The issue has been raised by the inspector general of taxation and Tax Ombudsman which has noted that while the legislation allows an employer to request that the Australian Taxation Office (ATO) identify any stapled fund for an employee, it does allow the employee the same privilege.
“We note that in accordance with section 32R of the bill, an employer (or their agent) may request the [Tax] Commissioner identify any stapled fund for an employee. However, it is not clear what process an employee should follow to identify their own stapled fund,” the submission said.
“When an employee commences at a new place of employment, they are requested to provide to the employer their choice of fund, or have their super paid into their stapled fund,” it said.

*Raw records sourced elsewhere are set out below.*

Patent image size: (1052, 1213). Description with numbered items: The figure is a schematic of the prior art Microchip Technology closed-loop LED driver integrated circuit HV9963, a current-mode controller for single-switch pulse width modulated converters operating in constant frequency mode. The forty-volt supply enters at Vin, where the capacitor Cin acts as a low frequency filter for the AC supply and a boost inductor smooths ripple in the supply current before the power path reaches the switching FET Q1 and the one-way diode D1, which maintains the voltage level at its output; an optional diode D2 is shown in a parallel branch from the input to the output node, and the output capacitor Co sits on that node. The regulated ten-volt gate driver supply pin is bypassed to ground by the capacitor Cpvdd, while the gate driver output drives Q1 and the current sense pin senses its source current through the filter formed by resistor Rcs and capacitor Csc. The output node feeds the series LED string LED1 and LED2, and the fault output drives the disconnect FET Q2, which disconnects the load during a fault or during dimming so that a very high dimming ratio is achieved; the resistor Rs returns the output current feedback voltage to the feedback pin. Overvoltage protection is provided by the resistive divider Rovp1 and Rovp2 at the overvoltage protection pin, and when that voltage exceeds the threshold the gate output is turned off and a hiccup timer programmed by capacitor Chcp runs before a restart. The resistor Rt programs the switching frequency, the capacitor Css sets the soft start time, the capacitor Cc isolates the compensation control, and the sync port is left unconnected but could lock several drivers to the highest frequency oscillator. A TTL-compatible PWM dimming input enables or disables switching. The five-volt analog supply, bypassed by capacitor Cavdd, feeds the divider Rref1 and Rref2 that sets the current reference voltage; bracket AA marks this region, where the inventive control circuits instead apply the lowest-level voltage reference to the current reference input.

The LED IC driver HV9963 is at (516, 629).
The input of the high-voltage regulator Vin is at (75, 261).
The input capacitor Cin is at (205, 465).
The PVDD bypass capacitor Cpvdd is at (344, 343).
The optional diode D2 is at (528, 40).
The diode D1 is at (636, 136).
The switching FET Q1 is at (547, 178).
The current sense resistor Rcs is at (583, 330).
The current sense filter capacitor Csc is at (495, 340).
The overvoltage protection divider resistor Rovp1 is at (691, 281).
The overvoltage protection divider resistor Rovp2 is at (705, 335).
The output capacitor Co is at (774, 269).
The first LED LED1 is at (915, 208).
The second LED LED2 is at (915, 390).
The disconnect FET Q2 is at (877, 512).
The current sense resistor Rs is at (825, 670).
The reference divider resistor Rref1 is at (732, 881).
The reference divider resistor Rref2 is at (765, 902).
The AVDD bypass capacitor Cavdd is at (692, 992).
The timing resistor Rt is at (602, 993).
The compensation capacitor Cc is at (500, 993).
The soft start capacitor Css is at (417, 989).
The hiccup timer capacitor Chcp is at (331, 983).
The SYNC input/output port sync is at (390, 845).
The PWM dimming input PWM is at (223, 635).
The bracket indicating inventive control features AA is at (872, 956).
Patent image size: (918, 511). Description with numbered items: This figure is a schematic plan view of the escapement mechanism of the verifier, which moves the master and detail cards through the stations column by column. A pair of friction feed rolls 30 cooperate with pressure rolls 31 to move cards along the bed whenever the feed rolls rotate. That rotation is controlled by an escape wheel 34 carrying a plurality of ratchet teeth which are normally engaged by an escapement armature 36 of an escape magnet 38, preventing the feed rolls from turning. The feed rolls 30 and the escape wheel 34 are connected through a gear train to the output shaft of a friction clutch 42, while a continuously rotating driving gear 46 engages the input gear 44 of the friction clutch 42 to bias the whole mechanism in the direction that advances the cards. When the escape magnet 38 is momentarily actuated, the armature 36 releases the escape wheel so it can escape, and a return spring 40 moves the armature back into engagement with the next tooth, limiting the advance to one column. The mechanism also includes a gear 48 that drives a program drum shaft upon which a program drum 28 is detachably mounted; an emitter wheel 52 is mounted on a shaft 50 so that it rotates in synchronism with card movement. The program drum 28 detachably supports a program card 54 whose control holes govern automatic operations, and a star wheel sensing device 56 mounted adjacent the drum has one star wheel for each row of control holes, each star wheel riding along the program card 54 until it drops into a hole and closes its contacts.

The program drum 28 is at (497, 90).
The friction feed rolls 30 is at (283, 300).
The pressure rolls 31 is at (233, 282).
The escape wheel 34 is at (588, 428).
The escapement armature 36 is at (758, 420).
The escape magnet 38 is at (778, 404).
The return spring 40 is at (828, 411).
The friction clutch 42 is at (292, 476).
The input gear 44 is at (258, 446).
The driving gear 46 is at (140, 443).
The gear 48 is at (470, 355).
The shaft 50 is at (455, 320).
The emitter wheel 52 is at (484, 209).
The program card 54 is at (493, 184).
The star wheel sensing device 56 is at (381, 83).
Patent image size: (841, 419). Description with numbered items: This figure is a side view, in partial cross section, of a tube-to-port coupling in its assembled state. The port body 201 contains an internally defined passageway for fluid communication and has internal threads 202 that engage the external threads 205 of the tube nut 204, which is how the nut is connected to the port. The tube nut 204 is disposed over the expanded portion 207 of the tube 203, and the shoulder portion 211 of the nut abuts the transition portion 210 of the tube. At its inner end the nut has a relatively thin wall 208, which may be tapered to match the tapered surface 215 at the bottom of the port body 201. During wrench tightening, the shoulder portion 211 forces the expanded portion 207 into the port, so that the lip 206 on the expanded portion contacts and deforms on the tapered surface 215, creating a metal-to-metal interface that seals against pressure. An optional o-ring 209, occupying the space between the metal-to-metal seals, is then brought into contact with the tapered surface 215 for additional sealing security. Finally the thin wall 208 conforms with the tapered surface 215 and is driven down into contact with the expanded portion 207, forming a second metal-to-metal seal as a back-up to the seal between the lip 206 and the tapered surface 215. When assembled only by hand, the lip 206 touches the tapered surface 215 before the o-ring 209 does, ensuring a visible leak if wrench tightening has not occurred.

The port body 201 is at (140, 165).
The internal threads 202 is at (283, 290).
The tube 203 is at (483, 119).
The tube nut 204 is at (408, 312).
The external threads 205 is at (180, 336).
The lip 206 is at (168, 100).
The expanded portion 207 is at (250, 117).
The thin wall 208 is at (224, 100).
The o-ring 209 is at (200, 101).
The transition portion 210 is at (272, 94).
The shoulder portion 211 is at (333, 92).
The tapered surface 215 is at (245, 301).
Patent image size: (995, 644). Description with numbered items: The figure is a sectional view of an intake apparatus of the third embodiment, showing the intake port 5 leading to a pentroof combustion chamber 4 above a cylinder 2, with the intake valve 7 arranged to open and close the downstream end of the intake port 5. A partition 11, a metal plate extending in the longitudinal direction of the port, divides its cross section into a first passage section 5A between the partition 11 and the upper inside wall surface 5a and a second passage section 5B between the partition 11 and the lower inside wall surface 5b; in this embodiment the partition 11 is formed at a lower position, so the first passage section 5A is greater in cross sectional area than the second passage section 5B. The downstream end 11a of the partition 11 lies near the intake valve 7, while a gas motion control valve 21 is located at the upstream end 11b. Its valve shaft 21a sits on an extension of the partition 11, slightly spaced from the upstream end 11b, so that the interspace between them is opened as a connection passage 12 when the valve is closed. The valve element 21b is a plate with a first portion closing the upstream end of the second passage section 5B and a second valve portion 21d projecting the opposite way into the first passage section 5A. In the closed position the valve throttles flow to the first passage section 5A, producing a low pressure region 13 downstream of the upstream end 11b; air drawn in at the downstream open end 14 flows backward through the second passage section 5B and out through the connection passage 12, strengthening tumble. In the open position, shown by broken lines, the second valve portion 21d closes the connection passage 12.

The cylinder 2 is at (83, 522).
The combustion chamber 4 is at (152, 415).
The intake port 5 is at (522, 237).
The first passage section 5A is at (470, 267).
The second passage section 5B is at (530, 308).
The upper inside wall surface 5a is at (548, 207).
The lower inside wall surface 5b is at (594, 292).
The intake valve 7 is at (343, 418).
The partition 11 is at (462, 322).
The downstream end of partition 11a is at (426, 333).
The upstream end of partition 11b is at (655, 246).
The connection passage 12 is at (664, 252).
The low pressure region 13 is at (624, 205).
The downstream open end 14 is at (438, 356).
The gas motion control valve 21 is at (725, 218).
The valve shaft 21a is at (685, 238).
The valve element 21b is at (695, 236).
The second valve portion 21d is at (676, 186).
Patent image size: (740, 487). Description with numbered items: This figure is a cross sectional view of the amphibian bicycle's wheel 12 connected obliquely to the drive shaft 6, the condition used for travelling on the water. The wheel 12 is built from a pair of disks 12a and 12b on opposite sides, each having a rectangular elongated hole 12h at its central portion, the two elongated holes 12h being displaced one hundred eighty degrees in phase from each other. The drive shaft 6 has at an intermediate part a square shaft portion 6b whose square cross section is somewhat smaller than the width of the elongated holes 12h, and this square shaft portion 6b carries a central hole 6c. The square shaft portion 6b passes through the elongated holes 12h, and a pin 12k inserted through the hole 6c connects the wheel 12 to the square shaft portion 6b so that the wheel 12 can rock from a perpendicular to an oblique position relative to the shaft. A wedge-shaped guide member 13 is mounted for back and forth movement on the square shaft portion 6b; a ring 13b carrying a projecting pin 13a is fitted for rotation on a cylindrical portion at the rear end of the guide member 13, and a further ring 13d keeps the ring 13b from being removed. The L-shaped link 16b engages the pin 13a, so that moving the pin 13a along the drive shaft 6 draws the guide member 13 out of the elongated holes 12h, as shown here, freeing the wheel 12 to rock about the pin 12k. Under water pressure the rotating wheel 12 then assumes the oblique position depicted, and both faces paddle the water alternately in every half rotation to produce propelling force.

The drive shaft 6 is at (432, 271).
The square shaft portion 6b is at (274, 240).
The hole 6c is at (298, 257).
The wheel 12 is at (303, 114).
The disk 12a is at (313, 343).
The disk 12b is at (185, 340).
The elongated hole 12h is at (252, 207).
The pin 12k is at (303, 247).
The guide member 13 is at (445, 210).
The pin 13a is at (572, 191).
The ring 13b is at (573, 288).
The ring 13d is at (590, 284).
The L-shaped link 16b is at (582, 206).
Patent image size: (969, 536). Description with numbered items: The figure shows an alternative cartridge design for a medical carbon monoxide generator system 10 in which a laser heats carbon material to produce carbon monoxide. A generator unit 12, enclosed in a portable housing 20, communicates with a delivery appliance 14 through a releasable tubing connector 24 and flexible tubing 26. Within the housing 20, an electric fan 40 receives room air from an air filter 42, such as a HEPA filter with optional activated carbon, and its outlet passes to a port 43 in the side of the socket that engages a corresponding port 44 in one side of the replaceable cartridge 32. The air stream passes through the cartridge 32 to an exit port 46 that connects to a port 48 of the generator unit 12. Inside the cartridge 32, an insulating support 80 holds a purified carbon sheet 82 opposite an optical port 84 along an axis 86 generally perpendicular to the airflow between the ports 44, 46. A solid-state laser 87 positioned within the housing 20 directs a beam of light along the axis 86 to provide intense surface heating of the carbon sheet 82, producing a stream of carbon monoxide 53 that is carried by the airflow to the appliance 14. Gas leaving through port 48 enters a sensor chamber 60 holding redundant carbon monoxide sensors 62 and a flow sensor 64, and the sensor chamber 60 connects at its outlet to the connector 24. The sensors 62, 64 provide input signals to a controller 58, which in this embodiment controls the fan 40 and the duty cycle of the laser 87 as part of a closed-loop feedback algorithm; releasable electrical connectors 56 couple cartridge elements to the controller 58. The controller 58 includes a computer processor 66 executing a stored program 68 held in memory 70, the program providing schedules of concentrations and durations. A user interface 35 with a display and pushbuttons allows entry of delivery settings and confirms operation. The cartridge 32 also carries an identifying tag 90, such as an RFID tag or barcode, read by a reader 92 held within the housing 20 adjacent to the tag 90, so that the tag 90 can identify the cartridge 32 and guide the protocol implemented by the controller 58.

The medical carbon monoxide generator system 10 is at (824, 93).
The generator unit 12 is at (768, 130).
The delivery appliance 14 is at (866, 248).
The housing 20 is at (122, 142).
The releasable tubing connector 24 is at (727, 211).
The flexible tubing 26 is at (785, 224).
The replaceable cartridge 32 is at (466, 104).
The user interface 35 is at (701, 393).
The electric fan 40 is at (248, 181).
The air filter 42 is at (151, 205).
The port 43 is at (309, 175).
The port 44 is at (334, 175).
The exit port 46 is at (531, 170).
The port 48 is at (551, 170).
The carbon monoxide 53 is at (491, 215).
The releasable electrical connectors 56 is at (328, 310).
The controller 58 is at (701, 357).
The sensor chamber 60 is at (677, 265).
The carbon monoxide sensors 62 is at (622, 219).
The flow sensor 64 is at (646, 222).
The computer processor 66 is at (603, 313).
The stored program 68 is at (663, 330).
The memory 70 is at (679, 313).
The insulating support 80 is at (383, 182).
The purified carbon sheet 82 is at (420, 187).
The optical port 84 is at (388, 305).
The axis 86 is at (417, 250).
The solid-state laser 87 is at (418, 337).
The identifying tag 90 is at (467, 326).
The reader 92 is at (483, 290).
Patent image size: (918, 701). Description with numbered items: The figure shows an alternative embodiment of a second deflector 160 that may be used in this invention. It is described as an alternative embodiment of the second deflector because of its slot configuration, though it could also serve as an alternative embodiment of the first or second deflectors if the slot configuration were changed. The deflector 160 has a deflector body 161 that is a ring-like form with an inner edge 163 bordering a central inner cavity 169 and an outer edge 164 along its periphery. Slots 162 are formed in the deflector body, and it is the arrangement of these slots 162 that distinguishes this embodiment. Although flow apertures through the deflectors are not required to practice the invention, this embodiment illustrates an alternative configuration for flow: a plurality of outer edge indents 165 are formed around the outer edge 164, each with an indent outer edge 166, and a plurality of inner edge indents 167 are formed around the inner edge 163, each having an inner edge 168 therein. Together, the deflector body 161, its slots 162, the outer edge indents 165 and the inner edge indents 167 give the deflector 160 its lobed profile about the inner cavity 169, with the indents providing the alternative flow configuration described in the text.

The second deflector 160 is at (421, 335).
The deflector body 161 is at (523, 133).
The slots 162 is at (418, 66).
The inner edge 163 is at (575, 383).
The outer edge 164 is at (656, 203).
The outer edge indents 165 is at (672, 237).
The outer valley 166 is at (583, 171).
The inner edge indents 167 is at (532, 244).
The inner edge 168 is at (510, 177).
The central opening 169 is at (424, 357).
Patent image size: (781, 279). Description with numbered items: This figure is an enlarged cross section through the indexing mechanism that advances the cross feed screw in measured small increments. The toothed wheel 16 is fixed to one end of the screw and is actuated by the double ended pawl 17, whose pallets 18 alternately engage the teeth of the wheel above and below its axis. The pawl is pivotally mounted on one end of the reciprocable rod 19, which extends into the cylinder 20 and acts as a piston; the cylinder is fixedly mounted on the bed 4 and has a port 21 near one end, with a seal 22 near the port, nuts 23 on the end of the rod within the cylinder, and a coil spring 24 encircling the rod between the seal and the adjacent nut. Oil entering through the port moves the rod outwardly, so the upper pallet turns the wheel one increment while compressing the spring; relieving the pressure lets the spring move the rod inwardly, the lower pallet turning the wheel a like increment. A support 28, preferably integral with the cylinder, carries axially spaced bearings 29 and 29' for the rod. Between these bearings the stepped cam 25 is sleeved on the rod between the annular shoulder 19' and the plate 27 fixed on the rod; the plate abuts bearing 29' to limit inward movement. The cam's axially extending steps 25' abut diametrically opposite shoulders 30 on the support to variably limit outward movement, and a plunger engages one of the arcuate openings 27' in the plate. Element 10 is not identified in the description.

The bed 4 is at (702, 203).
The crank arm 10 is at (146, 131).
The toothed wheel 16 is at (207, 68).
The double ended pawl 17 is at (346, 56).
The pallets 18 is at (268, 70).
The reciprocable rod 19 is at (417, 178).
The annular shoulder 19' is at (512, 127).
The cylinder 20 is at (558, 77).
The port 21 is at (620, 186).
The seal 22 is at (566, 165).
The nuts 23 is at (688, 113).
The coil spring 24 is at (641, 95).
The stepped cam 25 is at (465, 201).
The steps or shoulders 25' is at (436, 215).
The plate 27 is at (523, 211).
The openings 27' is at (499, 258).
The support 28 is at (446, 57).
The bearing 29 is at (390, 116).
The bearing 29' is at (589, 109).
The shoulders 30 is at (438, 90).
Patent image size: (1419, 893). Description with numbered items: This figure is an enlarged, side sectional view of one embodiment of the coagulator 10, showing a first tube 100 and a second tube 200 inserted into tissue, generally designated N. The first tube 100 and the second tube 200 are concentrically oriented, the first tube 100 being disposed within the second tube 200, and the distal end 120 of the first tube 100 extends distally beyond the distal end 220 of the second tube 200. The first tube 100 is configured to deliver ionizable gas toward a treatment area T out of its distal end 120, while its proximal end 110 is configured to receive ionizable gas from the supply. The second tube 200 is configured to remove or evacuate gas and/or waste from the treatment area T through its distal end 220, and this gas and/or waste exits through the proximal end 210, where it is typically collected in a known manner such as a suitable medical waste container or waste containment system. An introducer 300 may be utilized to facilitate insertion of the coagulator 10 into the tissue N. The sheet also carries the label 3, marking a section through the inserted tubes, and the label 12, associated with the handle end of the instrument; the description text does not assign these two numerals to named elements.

“In some situations, the employee may not necessarily recollect any funds of which they may be a member (arising from past employment) or any stapled funds relevant to them, which renders the making of informed decisions difficult.
“We therefore believe it would be beneficial for informational accuracy and improved tax administration if there was an easy and accessible way for employees to identify their own stapled fund – whether in the regulations, legislative instrument or other tax administration processes.”